Since Renkus was initially diagnosed, Irani said she and her brother had a goal to always be together on the tennis court. For the past three years, the siblings would play a match and sit on the side of the court to chat.
Irani said that if Renkus were still here to talk to his students, he would tell them not to worry.
“He would say they shouldn’t be sad,” Irani said. “They should be proud of the fact that they are in the communications profession and can go out there and be communicators.”
For the rest of the semester, David Ostroff, the UF telecommunication department chair, will teach Renkus’ course.
For the past 15 years, Ostroff has known Renkus as a post-doctoral student, teaching assistant, professor and friend. Ostroff said the passion and interest Renkus brought to his courses were impressive, as large lectures aren’t always the most enjoyable to teach.
The legacy Renkus left at UF for students is the impact of the knowledge and information he taught that will further the success of their careers down the road, Ostroff said.
Ostroff was shocked when Renkus died. Although aware that Renkus was very sick, he didn’t expect him to pass away so suddenly.

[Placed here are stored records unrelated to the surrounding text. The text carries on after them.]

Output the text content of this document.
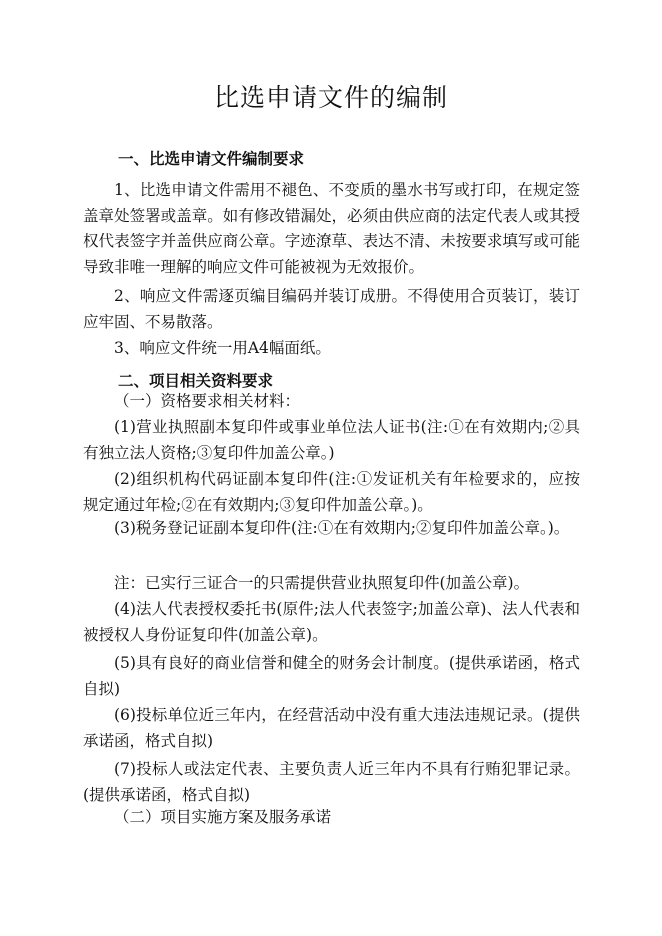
比选申请文件的编制
一、比选申请文件编制要求
1、比选申请文件需用不褪色、不变质的墨水书写或打印，在规定签盖章处签署或盖章。如有修改错漏处，必须由供应商的法定代表人或其授权代表签字并盖供应商公章。字迹潦草、表达不清、未按要求填写或可能导致非唯一理解的响应文件可能被视为无效报价。
2、响应文件需逐页编目编码并装订成册。不得使用合页装订，装订应牢固、不易散落。
3、响应文件统一用A4幅面纸。
二、项目相关资料要求
（一）资格要求相关材料：
(1)营业执照副本复印件或事业单位法人证书(注:①在有效期内;②具有独立法人资格;③复印件加盖公章。)
(2)组织机构代码证副本复印件(注:①发证机关有年检要求的，应按规定通过年检;②在有效期内;③复印件加盖公章。)。
(3)税务登记证副本复印件(注:①在有效期内;②复印件加盖公章。)。
注：已实行三证合一的只需提供营业执照复印件(加盖公章)。
(4)法人代表授权委托书(原件;法人代表签字;加盖公章)、法人代表和被授权人身份证复印件(加盖公章)。
(5)具有良好的商业信誉和健全的财务会计制度。(提供承诺函，格式自拟)
(6)投标单位近三年内，在经营活动中没有重大违法违规记录。(提供承诺函，格式自拟)
(7)投标人或法定代表、主要负责人近三年内不具有行贿犯罪记录。(提供承诺函，格式自拟)
（二）项目实施方案及服务承诺
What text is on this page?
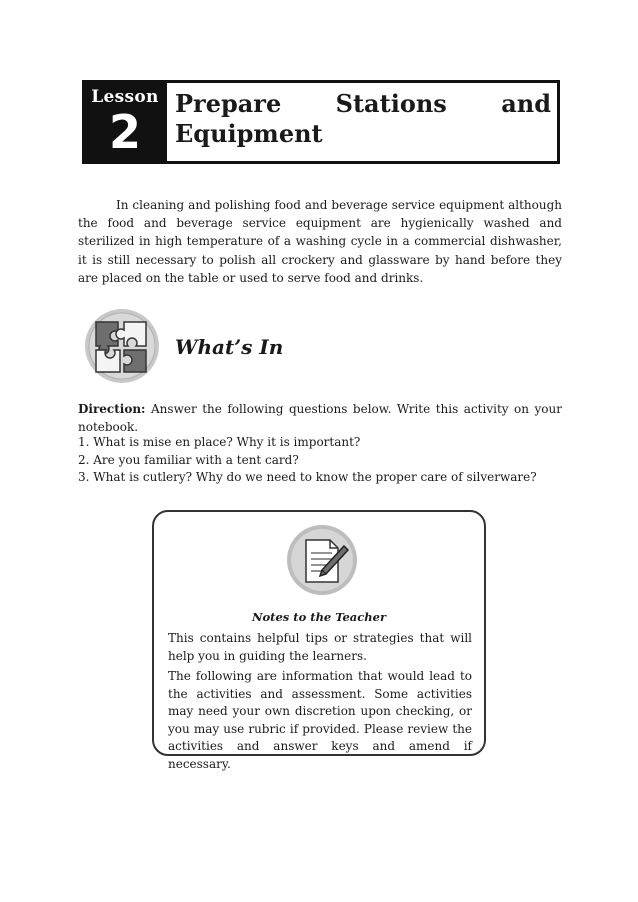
Lesson
2
Prepare Stations and
Equipment

In cleaning and polishing food and beverage service equipment although the food and beverage service equipment are hygienically washed and sterilized in high temperature of a washing cycle in a commercial dishwasher, it is still necessary to polish all crockery and glassware by hand before they are placed on the table or used to serve food and drinks.

What’s In

Direction: Answer the following questions below. Write this activity on your notebook.

1. What is mise en place? Why it is important?
2. Are you familiar with a tent card?
3. What is cutlery? Why do we need to know the proper care of silverware?

Notes to the Teacher

This contains helpful tips or strategies that will help you in guiding the learners.

The following are information that would lead to the activities and assessment. Some activities may need your own discretion upon checking, or you may use rubric if provided. Please review the activities and answer keys and amend if necessary.
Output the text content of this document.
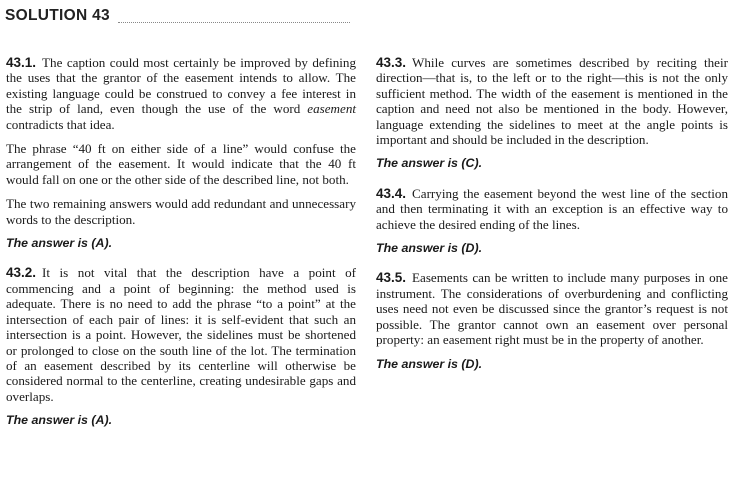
SOLUTION 43

43.1. The caption could most certainly be improved by defining the uses that the grantor of the easement intends to allow. The existing language could be construed to convey a fee interest in the strip of land, even though the use of the word easement contradicts that idea.

The phrase “40 ft on either side of a line” would confuse the arrangement of the easement. It would indicate that the 40 ft would fall on one or the other side of the described line, not both.

The two remaining answers would add redundant and unnecessary words to the description.

The answer is (A).

43.2. It is not vital that the description have a point of commencing and a point of beginning: the method used is adequate. There is no need to add the phrase “to a point” at the intersection of each pair of lines: it is self-evident that such an intersection is a point. However, the sidelines must be shortened or prolonged to close on the south line of the lot. The termination of an easement described by its centerline will otherwise be considered normal to the centerline, creating undesirable gaps and overlaps.

The answer is (A).

43.3. While curves are sometimes described by reciting their direction—that is, to the left or to the right—this is not the only sufficient method. The width of the easement is mentioned in the caption and need not also be mentioned in the body. However, language extending the sidelines to meet at the angle points is important and should be included in the description.

The answer is (C).

43.4. Carrying the easement beyond the west line of the section and then terminating it with an exception is an effective way to achieve the desired ending of the lines.

The answer is (D).

43.5. Easements can be written to include many purposes in one instrument. The considerations of overburdening and conflicting uses need not even be discussed since the grantor’s request is not possible. The grantor cannot own an easement over personal property: an easement right must be in the property of another.

The answer is (D).
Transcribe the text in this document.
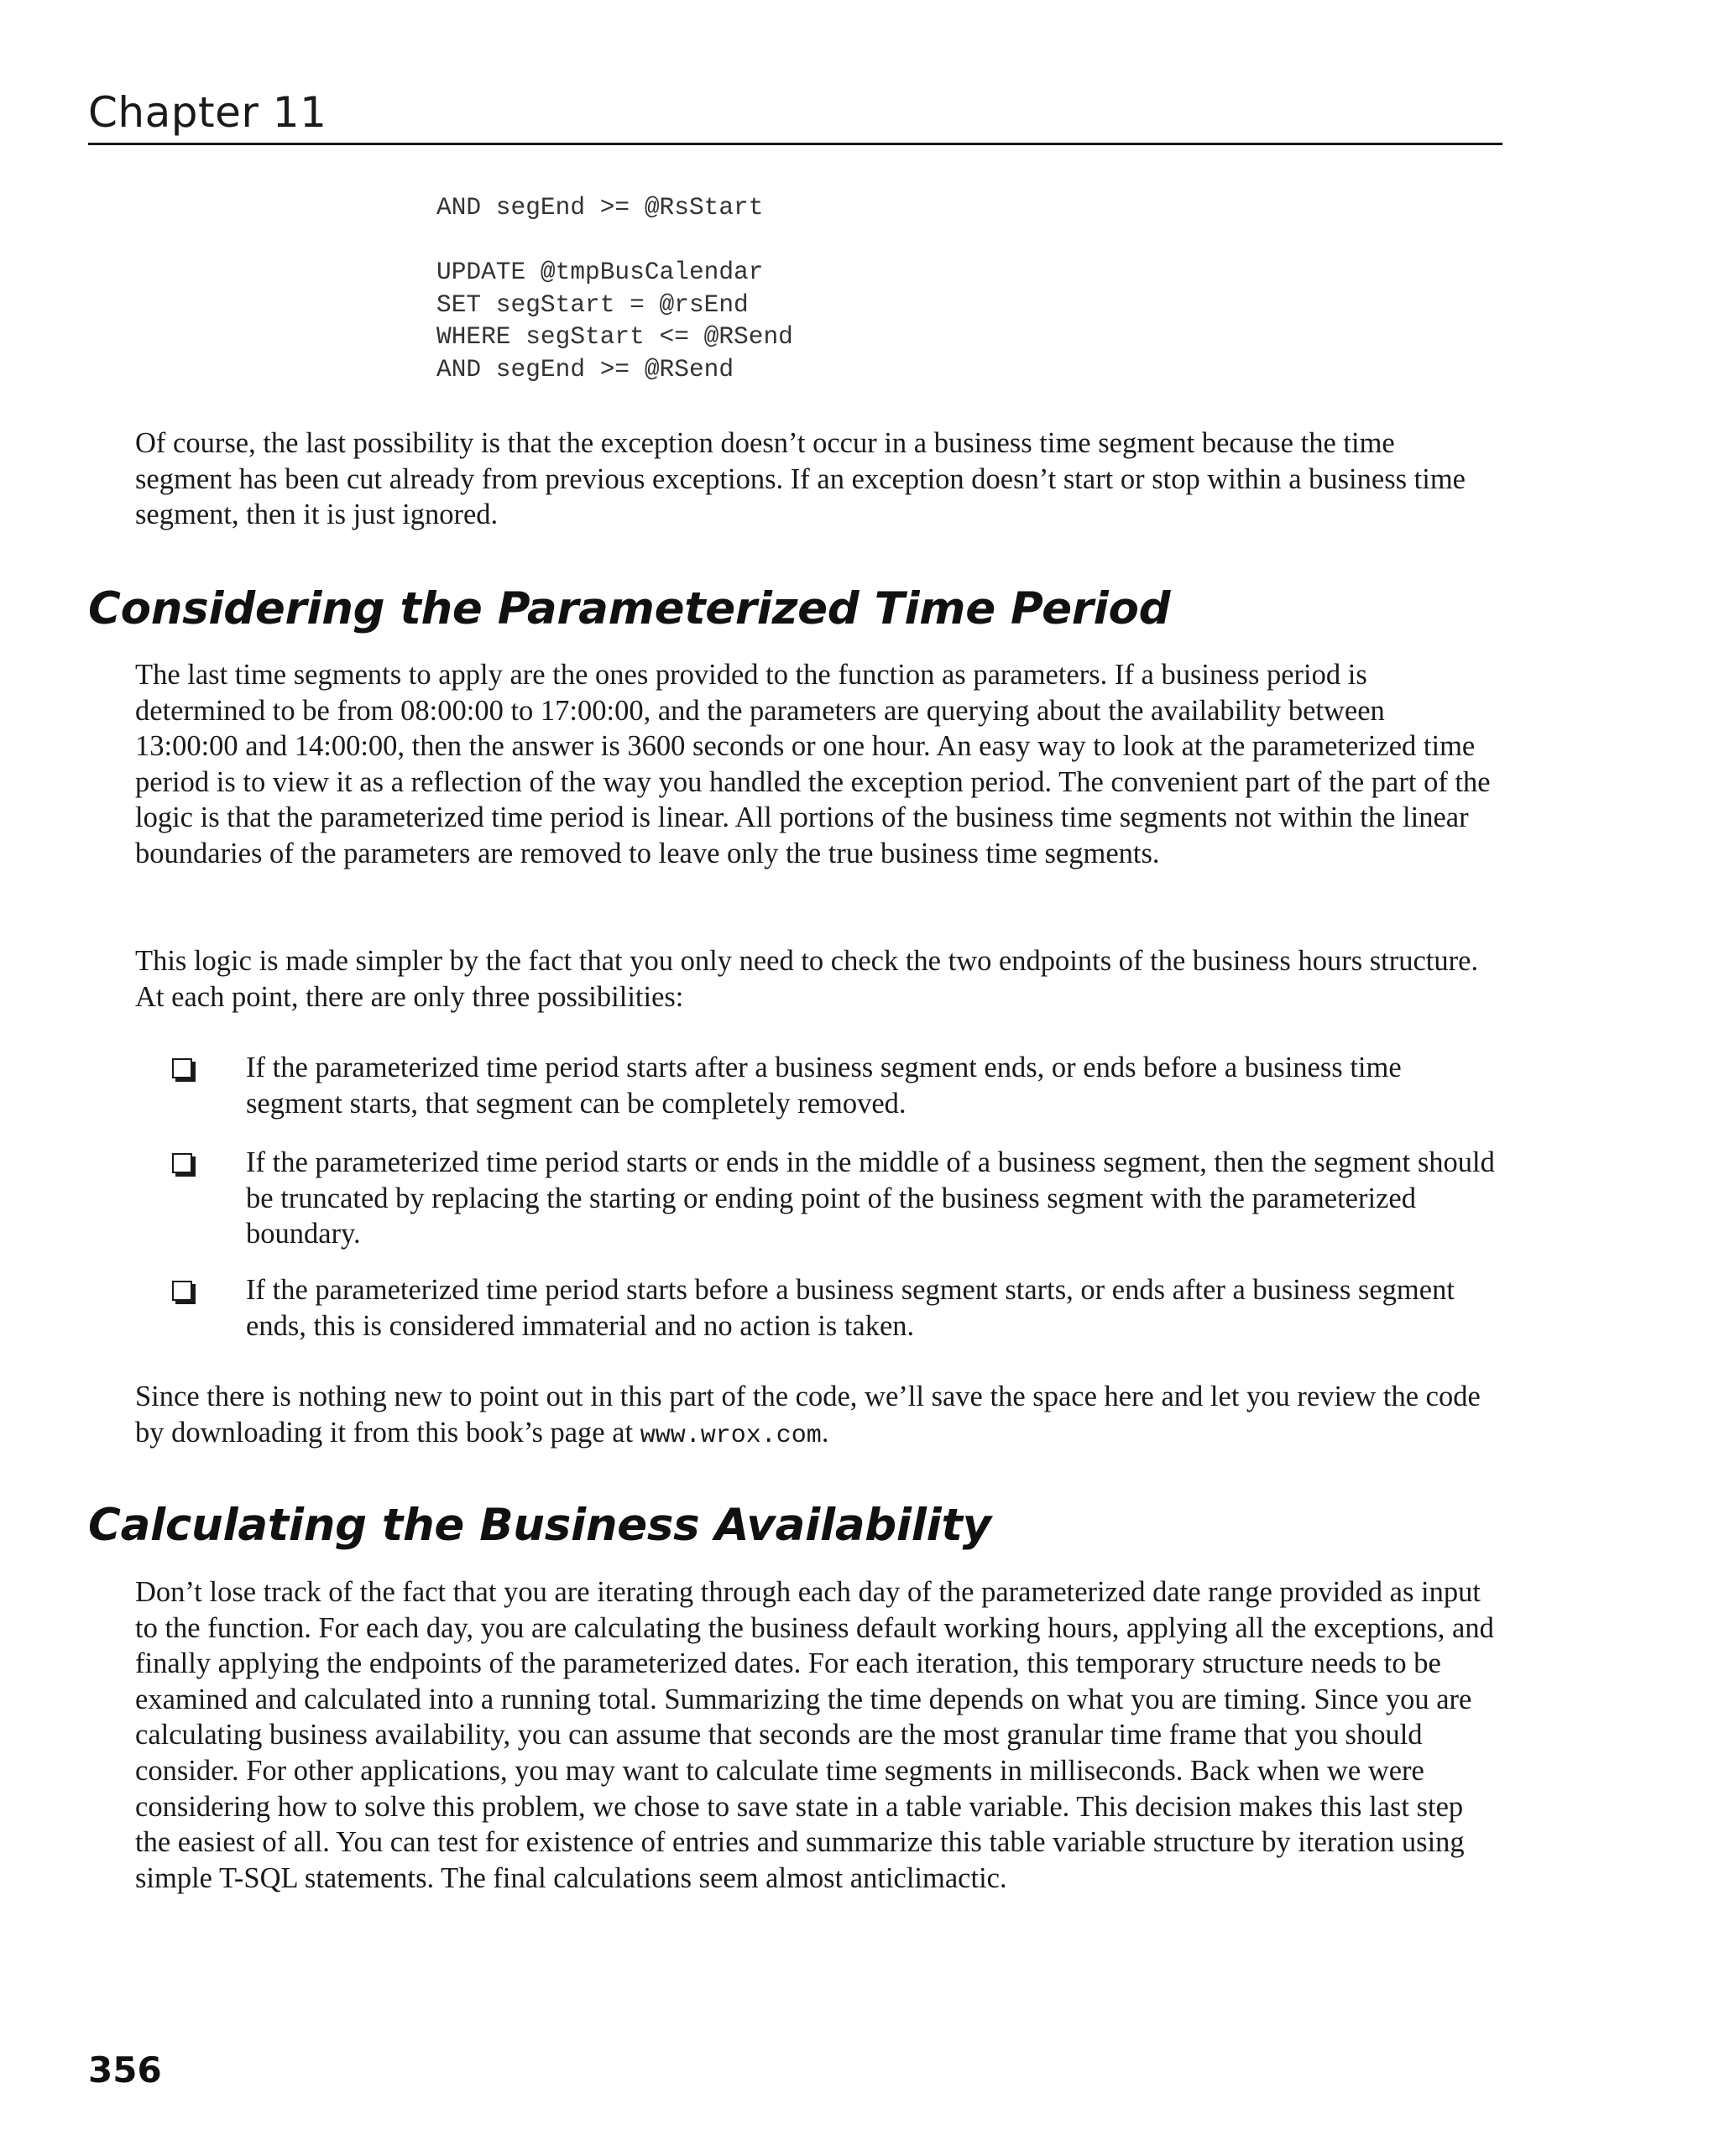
Chapter 11
AND segEnd >= @RsStart
UPDATE @tmpBusCalendar
SET segStart = @rsEnd
WHERE segStart <= @RSend
AND segEnd >= @RSend

Of course, the last possibility is that the exception doesn’t occur in a business time segment because the time segment has been cut already from previous exceptions. If an exception doesn’t start or stop within a business time segment, then it is just ignored.

Considering the Parameterized Time Period

The last time segments to apply are the ones provided to the function as parameters. If a business period is determined to be from 08:00:00 to 17:00:00, and the parameters are querying about the availability between 13:00:00 and 14:00:00, then the answer is 3600 seconds or one hour. An easy way to look at the parameterized time period is to view it as a reflection of the way you handled the exception period. The convenient part of the part of the logic is that the parameterized time period is linear. All portions of the business time segments not within the linear boundaries of the parameters are removed to leave only the true business time segments.

This logic is made simpler by the fact that you only need to check the two endpoints of the business hours structure. At each point, there are only three possibilities:

If the parameterized time period starts after a business segment ends, or ends before a business time segment starts, that segment can be completely removed.

If the parameterized time period starts or ends in the middle of a business segment, then the segment should be truncated by replacing the starting or ending point of the business segment with the parameterized boundary.

If the parameterized time period starts before a business segment starts, or ends after a business segment ends, this is considered immaterial and no action is taken.

Since there is nothing new to point out in this part of the code, we’ll save the space here and let you review the code by downloading it from this book’s page at www.wrox.com.

Calculating the Business Availability

Don’t lose track of the fact that you are iterating through each day of the parameterized date range provided as input to the function. For each day, you are calculating the business default working hours, applying all the exceptions, and finally applying the endpoints of the parameterized dates. For each iteration, this temporary structure needs to be examined and calculated into a running total. Summarizing the time depends on what you are timing. Since you are calculating business availability, you can assume that seconds are the most granular time frame that you should consider. For other applications, you may want to calculate time segments in milliseconds. Back when we were considering how to solve this problem, we chose to save state in a table variable. This decision makes this last step the easiest of all. You can test for existence of entries and summarize this table variable structure by iteration using simple T-SQL statements. The final calculations seem almost anticlimactic.

356
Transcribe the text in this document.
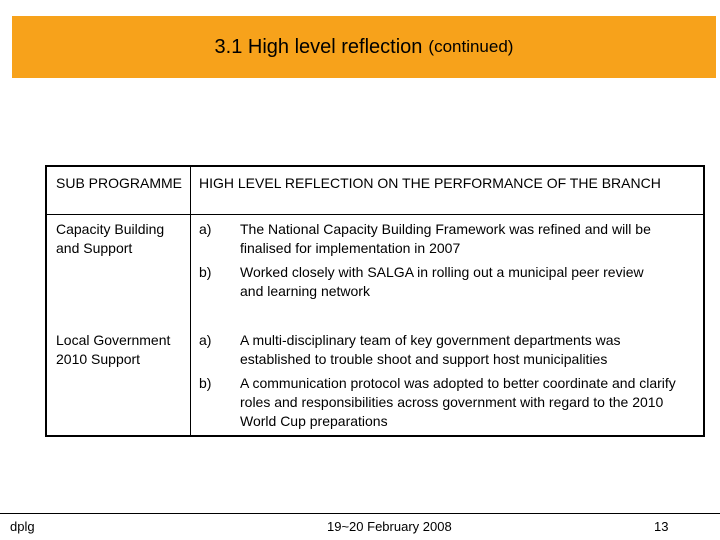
3.1 High level reflection (continued)
SUB PROGRAMME HIGH LEVEL REFLECTION ON THE PERFORMANCE OF THE BRANCH
Capacity Building and Support
a) The National Capacity Building Framework was refined and will be finalised for implementation in 2007
b) Worked closely with SALGA in rolling out a municipal peer review and learning network
Local Government 2010 Support
a) A multi-disciplinary team of key government departments was established to trouble shoot and support host municipalities
b) A communication protocol was adopted to better coordinate and clarify roles and responsibilities across government with regard to the 2010 World Cup preparations
dplg	19~20 February 2008	13
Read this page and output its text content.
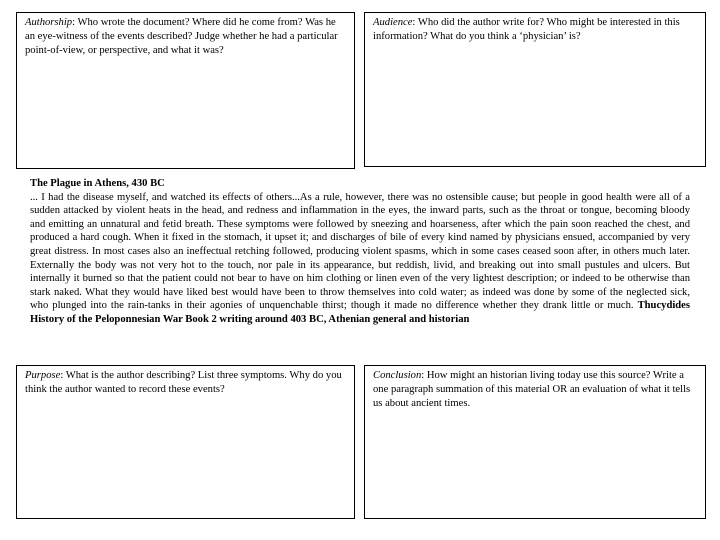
Authorship: Who wrote the document? Where did he come from? Was he an eye-witness of the events described? Judge whether he had a particular point-of-view, or perspective, and what it was?
Audience: Who did the author write for? Who might be interested in this information? What do you think a ‘physician’ is?

The Plague in Athens, 430 BC

... I had the disease myself, and watched its effects of others...As a rule, however, there was no ostensible cause; but people in good health were all of a sudden attacked by violent heats in the head, and redness and inflammation in the eyes, the inward parts, such as the throat or tongue, becoming bloody and emitting an unnatural and fetid breath. These symptoms were followed by sneezing and hoarseness, after which the pain soon reached the chest, and produced a hard cough. When it fixed in the stomach, it upset it; and discharges of bile of every kind named by physicians ensued, accompanied by very great distress. In most cases also an ineffectual retching followed, producing violent spasms, which in some cases ceased soon after, in others much later. Externally the body was not very hot to the touch, nor pale in its appearance, but reddish, livid, and breaking out into small pustules and ulcers. But internally it burned so that the patient could not bear to have on him clothing or linen even of the very lightest description; or indeed to be otherwise than stark naked. What they would have liked best would have been to throw themselves into cold water; as indeed was done by some of the neglected sick, who plunged into the rain-tanks in their agonies of unquenchable thirst; though it made no difference whether they drank little or much. Thucydides History of the Peloponnesian War Book 2 writing around 403 BC, Athenian general and historian

Purpose: What is the author describing? List three symptoms. Why do you think the author wanted to record these events?
Conclusion: How might an historian living today use this source? Write a one paragraph summation of this material OR an evaluation of what it tells us about ancient times.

“I knew he had been ill,” Ostroff said. “But I was very, very surprised to find out he had passed away so quickly.”
A week prior to Renkus’ death, Jackie Bragano, a 22-year-old UF marketing senior, received an email that said Renkus would no longer be teaching her introduction to media industries and professions course.
The atmosphere in class won’t be the same without Renkus’ dry humor and intellectual commentary, Bragano said.
“He really kind of inspired me because of how well he knew the material,” Bragano said. “You could tell he knew what he was teaching.”